South Dakota faces a projected budget deficit of $74.8 million, about 6% of our projected FY2010 general fund expenditures. But asking South Dakotans to pay, say, a half-penny sales tax increase to cover our expenses is deemed "the nuclear option."
How does paying for the services we need become more unthinkable that cutting state aid to K-12 education 5%?
Maybe we could osmose some political courage by spending more time at the Mall of America. That thriving commercial establishment is in Minnesota, which faces deficits of $3 billion this year and next. That's 16% of Minnesota's state budget.
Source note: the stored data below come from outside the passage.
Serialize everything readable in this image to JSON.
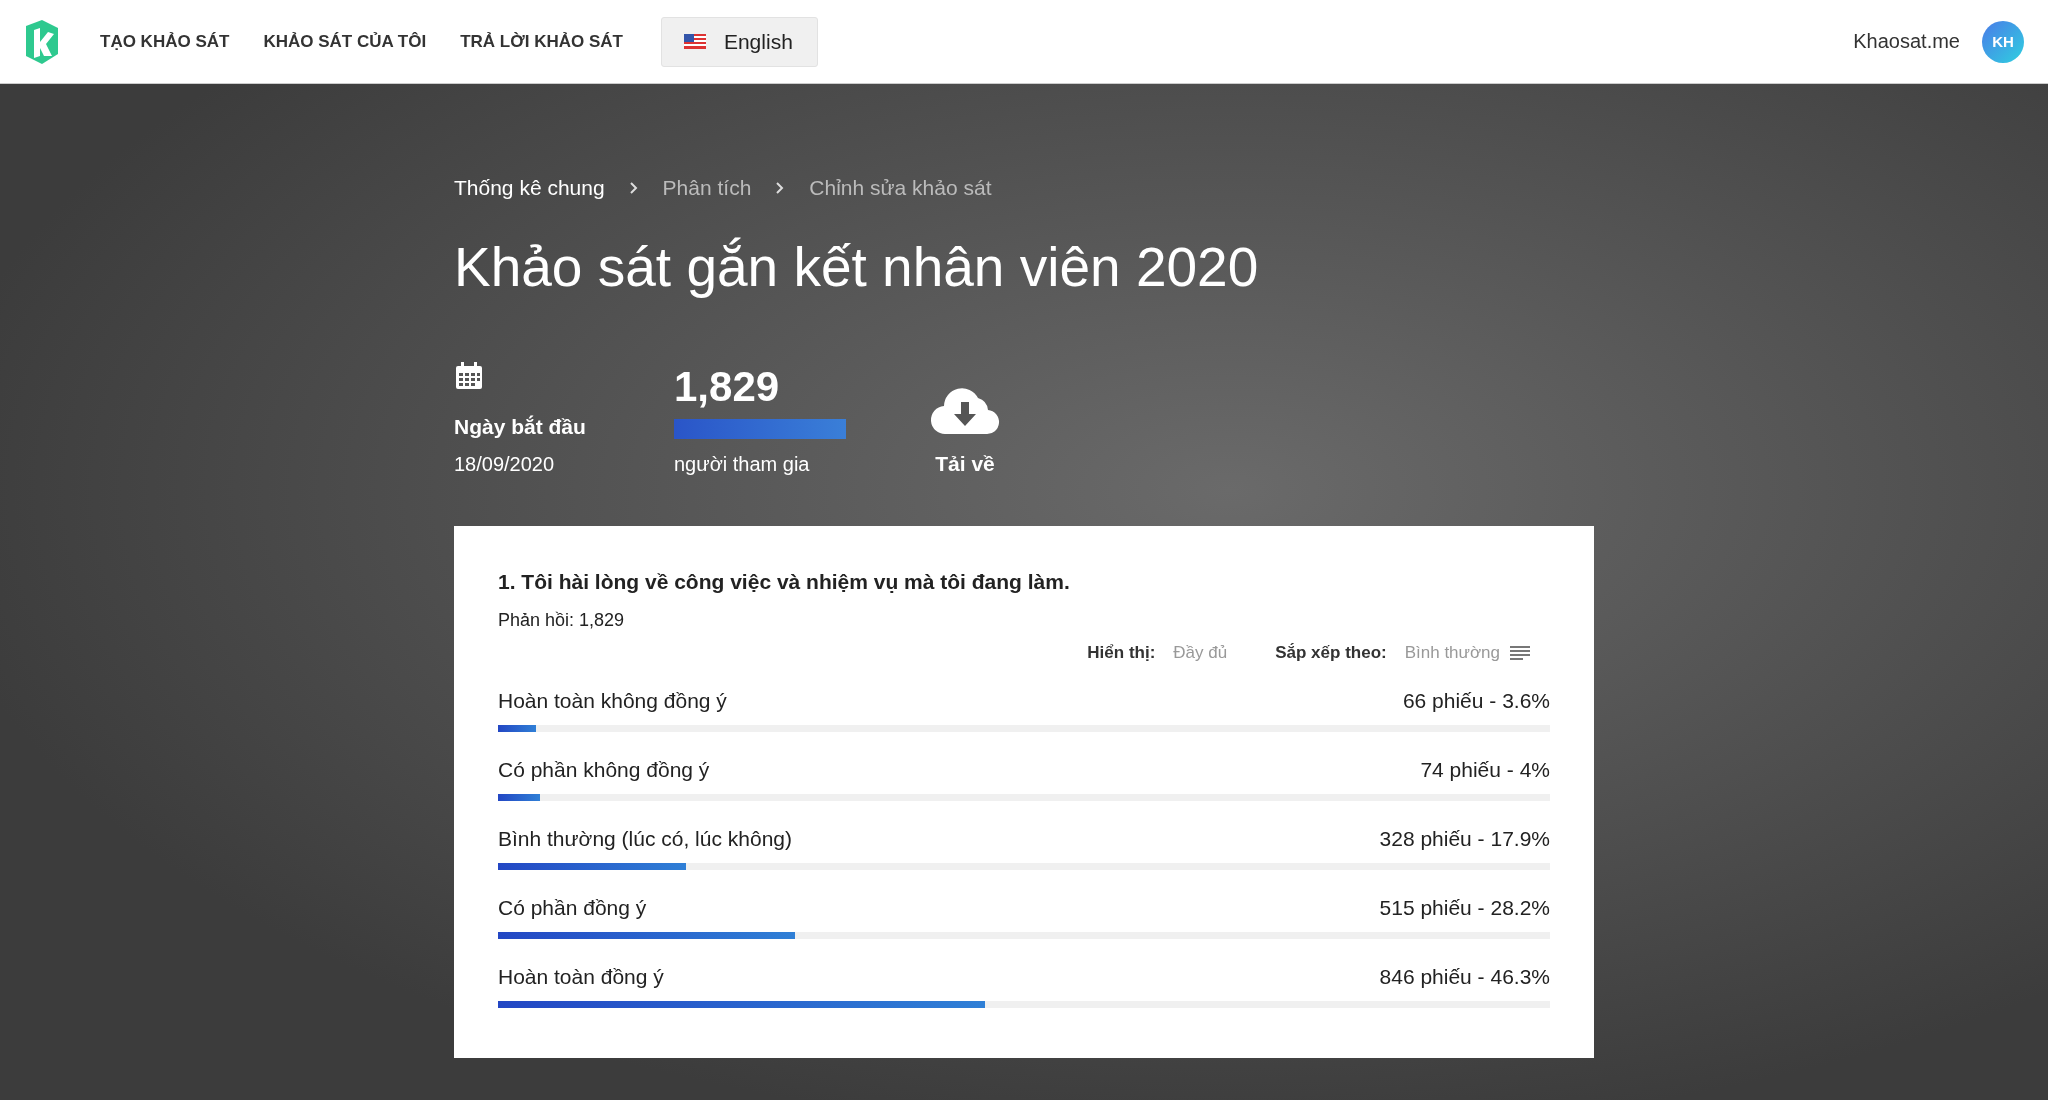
{
  "nav": {
    "links": [
      {
        "label": "TẠO KHẢO SÁT"
      },
      {
        "label": "KHẢO SÁT CỦA TÔI"
      },
      {
        "label": "TRẢ LỜI KHẢO SÁT"
      }
    ],
    "language": "English",
    "site": "Khaosat.me",
    "avatar": "KH"
  },
  "breadcrumb": [
    {
      "label": "Thống kê chung",
      "active": true
    },
    {
      "label": "Phân tích",
      "active": false
    },
    {
      "label": "Chỉnh sửa khảo sát",
      "active": false
    }
  ],
  "title": "Khảo sát gắn kết nhân viên 2020",
  "stats": {
    "start_label": "Ngày bắt đầu",
    "start_date": "18/09/2020",
    "participants": "1,829",
    "participants_label": "người tham gia",
    "level": 1,
    "download_label": "Tải về"
  },
  "question": {
    "title": "1. Tôi hài lòng về công việc và nhiệm vụ mà tôi đang làm.",
    "responses": "Phản hồi: 1,829",
    "display_label": "Hiển thị:",
    "display_value": "Đầy đủ",
    "sort_label": "Sắp xếp theo:",
    "sort_value": "Bình thường",
    "options": [
      {
        "label": "Hoàn toàn không đồng ý",
        "count": "66 phiếu - 3.6%",
        "level": 0.036
      },
      {
        "label": "Có phần không đồng ý",
        "count": "74 phiếu - 4%",
        "level": 0.04
      },
      {
        "label": "Bình thường (lúc có, lúc không)",
        "count": "328 phiếu - 17.9%",
        "level": 0.179
      },
      {
        "label": "Có phần đồng ý",
        "count": "515 phiếu - 28.2%",
        "level": 0.282
      },
      {
        "label": "Hoàn toàn đồng ý",
        "count": "846 phiếu - 46.3%",
        "level": 0.463
      }
    ]
  }
}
How do they propose to close that fiscal gap?
Wealthy businessman Mark Dayton campaigned for governor on a platform of taxing himself and his rich compatriots more. He advocates creating a new income tax bracket for individuals making more than $130K and couples making $150K (yeah, that's rich around here). He advocates a new property tax bracket for homes worth over $1 million. He'd also tax predatory credit card companies.
Dayton would also make a whole whack of spending cuts, but he puts the tax increases at the top of the page, and additional revenue outpaces savings four to one, acknowledging, perhaps, that it's better to pay the piper for services citizens need than cut government services and inefficiently shift costs to local governments and individuals.
The Minnesota Chamber of Commerce finds such proposals abominable, but Dayton campaigned openly on these tax increases and won the governor's chair. Not by much, but he won.
Are Minnesota and South Dakota really that different? We were both settled by the same hardy, taciturn German and Scandinavian stock. We both deal with harsh winters and the disappointment of the Minnesota Vikings (or out in the Hills, the Broncos). How can we be so different in politics?
Governor-Elect Mark Dayton shows us that a prairie state doesn't have to fight deficits with one fiscal hand tied behind its back. Governor-Elect Dennis Daugaard should pay attention.